By Elyakim Ha'etzni
September 5, 2005


Many Jews are soul-searching, a process that always ends the same way: Beating the chest and confessing our sins.
This time, goes the argument, the settlers' sin was failing to "settle" in the hearts of ordinary Israelis. As a result of neglecting the general public, we were left alone when the pullout tragedy struck. But is it really true?
Let's say the Sycamore Ranch Forum decides one day that in order to save Ariel Sharon's skin, Israel must remove itself from the "Galilee finger," that small parcel of land in the north, heavily populated by Arabs and located between two Arab countries -- namely, Jordan and the Palestinians -- that has become too big a security burden for the IDF.
Arab Knesset members secure a majority for the move, the media pitches in to do their part, and "Operation Galilee Finger" is all set.
Who, except for the new refugees, will run to demonstrations, refuse military orders, sneak through open fields to infiltrate the blockaded area?
Forget the clear majority, the "political center." Once again, you would have the same folks, kipas on their heads, those same dregs from the "nationalist camp."
But will anyone ask why Kiryat Shmona and the kibbutzim of the north failed to "settle in the hearts of ordinary Israelis?"
Or perhaps we'll ask, for a change, what happened to those very same hearts?
Who's Farcical?
Commentators have called the symbolic opposition on the rooftops a "farce".
But what did they expect? 9,000 protesters to take on 60,000 soldiers and cops?
It's really the opposite: Settlers had something important to gain by resisting their eviction - they forced the State to call up the reserves on a war-time level, a luxury most countries can only afford once a generation or so.

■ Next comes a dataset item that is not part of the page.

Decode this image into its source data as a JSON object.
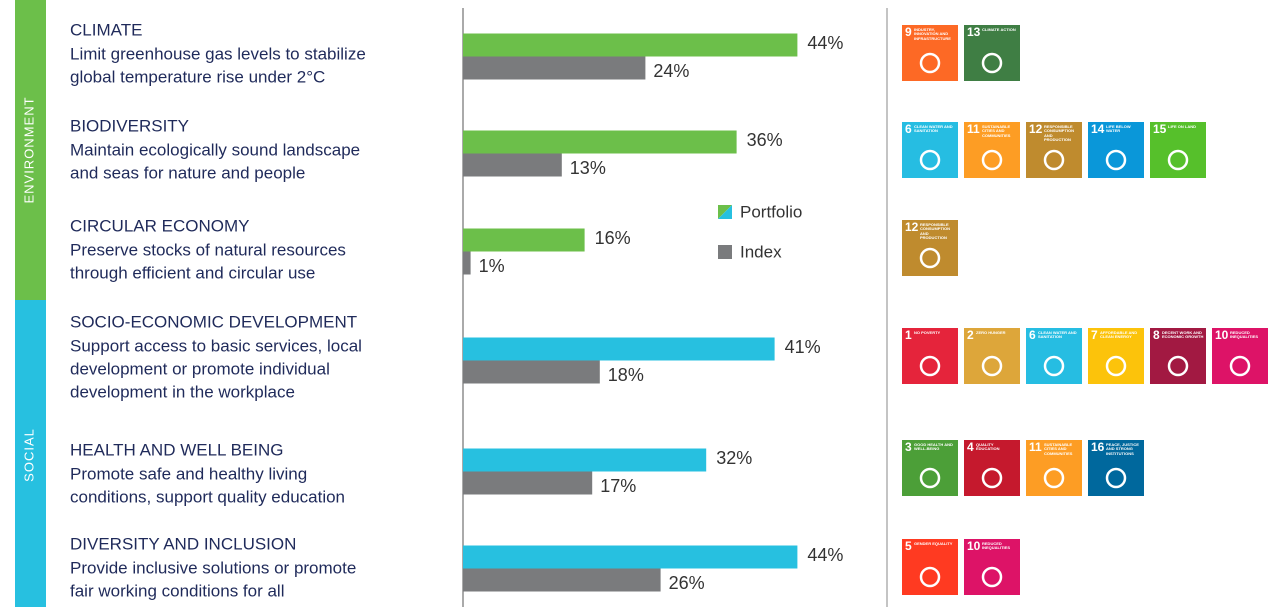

And the price they extracted was a deterrent, albeit a worrying one, by disobeying IDF orders, that was hiding behind quiet agreements with individuals and with combat units.
Now, many have stopped seeing the IDF as a "people's army," and the repercussions on motivation will be severe.
Saving Sharon's skin
More than anything, Sharon was trying to rescue his political future. In order to do so, he tried to prevent pictures of forced evictions and violence, crying and desperation -- the reality of expulsion.
He wanted a "deluxe" evacuation, Ganim- and Kadim-style -- quick, elegant, painless.
To achieve this, he applied double pressure: Loss of property and loss of a third of the compensation payout to anyone who didn't willingly leave his home before being deported.
But on this count, Sharon was a resounding failure: Deportation Day dawned with most residents in their homes, and here the image becomes anti-Semitic: Jews interested only in money.
By staying put, and by leaving painfully, tearfully and broken hearted, they extracted their price from Sharon and his regime.
Failing the test
How did the settlers fail? They failed the "Galilee finger" test.
The public "at the center of the political map" failed to close down the government, as they did not-so-long-ago in Prague, Budapest, Belgrade, and Kiev to topple those dictators.
Sharon's rating amongst that public remains high, despite the deportation and destruction. And this is the greatest existential threat the Jewish people face today.